Louis Michel Halbou (1730–1809) was a French draughtsman and engraver of the pre-Romantic period, specialising in burin. His work can be found in several public collections such as the Edmond de Rothschild prints collection in the Louvre, the Musée du château de Versailles et du Trianon, the Art Institute of Chicago and the Wellcome Trust.

==Life==
Few details survive of Halbou's biography. Émile Bellier de La Chavignerie states he was born in Paris in 1730 and calls him a "student [ie apprentice] of Nicolas-Gabriel Dupuis", whilst another source adds that he must have had quite a long apprenticeship since his art was "flourishing around 1760". He completed several etchings designed by others and also sometimes drew vignettes (after Marillier). He mainly worked in Paris, where he was active between 1763 and 1800. He lived on the Rive gauche "at a parasol merchant's at the Soleil d'or" on rue de la Comédie-Française, then on rue du Fouarre and finally on rue des Rats (1803), putting him near the print-shop quarter of the city. His students included Nicolas-Auguste Leisnier.

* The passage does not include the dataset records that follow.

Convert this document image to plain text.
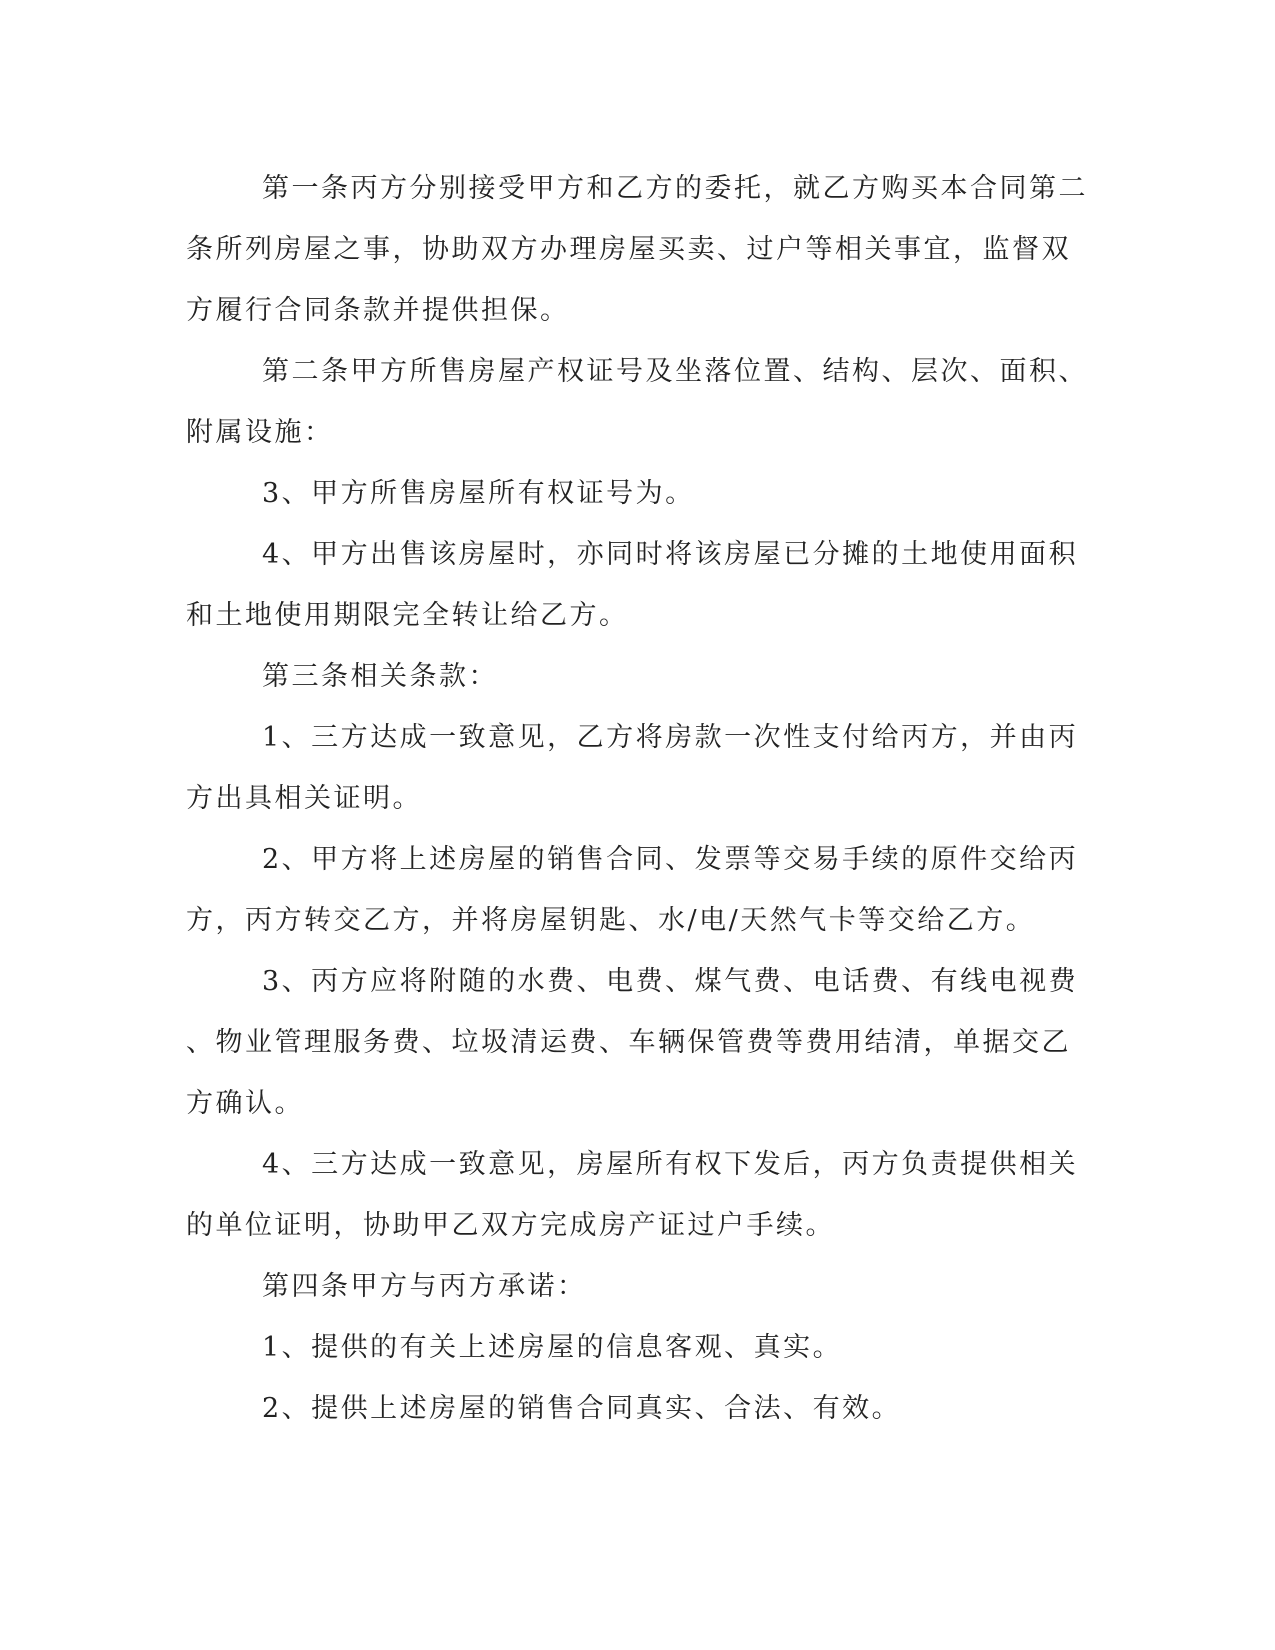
第一条丙方分别接受甲方和乙方的委托，就乙方购买本合同第二
条所列房屋之事，协助双方办理房屋买卖、过户等相关事宜，监督双
方履行合同条款并提供担保。

第二条甲方所售房屋产权证号及坐落位置、结构、层次、面积、
附属设施：

3、甲方所售房屋所有权证号为。

4、甲方出售该房屋时，亦同时将该房屋已分摊的土地使用面积
和土地使用期限完全转让给乙方。

第三条相关条款：

1、三方达成一致意见，乙方将房款一次性支付给丙方，并由丙
方出具相关证明。

2、甲方将上述房屋的销售合同、发票等交易手续的原件交给丙
方，丙方转交乙方，并将房屋钥匙、水/电/天然气卡等交给乙方。

3、丙方应将附随的水费、电费、煤气费、电话费、有线电视费
、物业管理服务费、垃圾清运费、车辆保管费等费用结清，单据交乙
方确认。

4、三方达成一致意见，房屋所有权下发后，丙方负责提供相关
的单位证明，协助甲乙双方完成房产证过户手续。

第四条甲方与丙方承诺：

1、提供的有关上述房屋的信息客观、真实。

2、提供上述房屋的销售合同真实、合法、有效。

The March 1763 edition of L'Avant-coureur and the 1768 Salon mention him by the name of "Louis Halbou", as does Hérissant, the Paris publisher of 39 plates by Halbou in a 1769 edition of Traité de vénerie by Goury de Champgrand. Halbou had some success engraving moral scenes after works by Jean-Michel Moreau, Jean-Honoré Fragonard and Johann Eleazar Schenau, with his prints sold by the "Veuve Chéreau", Marguerite-Geneviève Chiquet, who had opened a shop on rue Saint-Jacques under the sign of the Deux Piliers d'or. Beraldi mentions a 1792 receipt for 1600 livres, a "considerable sum for the time", signed by the merchant Laurent for Halbou's engraving after Adriaen van der Werff's La Madeleine dans sa retraite (Mary Magdalene in the Desert). Halbou also contributed to several collections of illustrations and his work is also to be found in the Cabinet Basan (1771), published by Ruault (1785), the Didot jeune (1789) and the Musée français.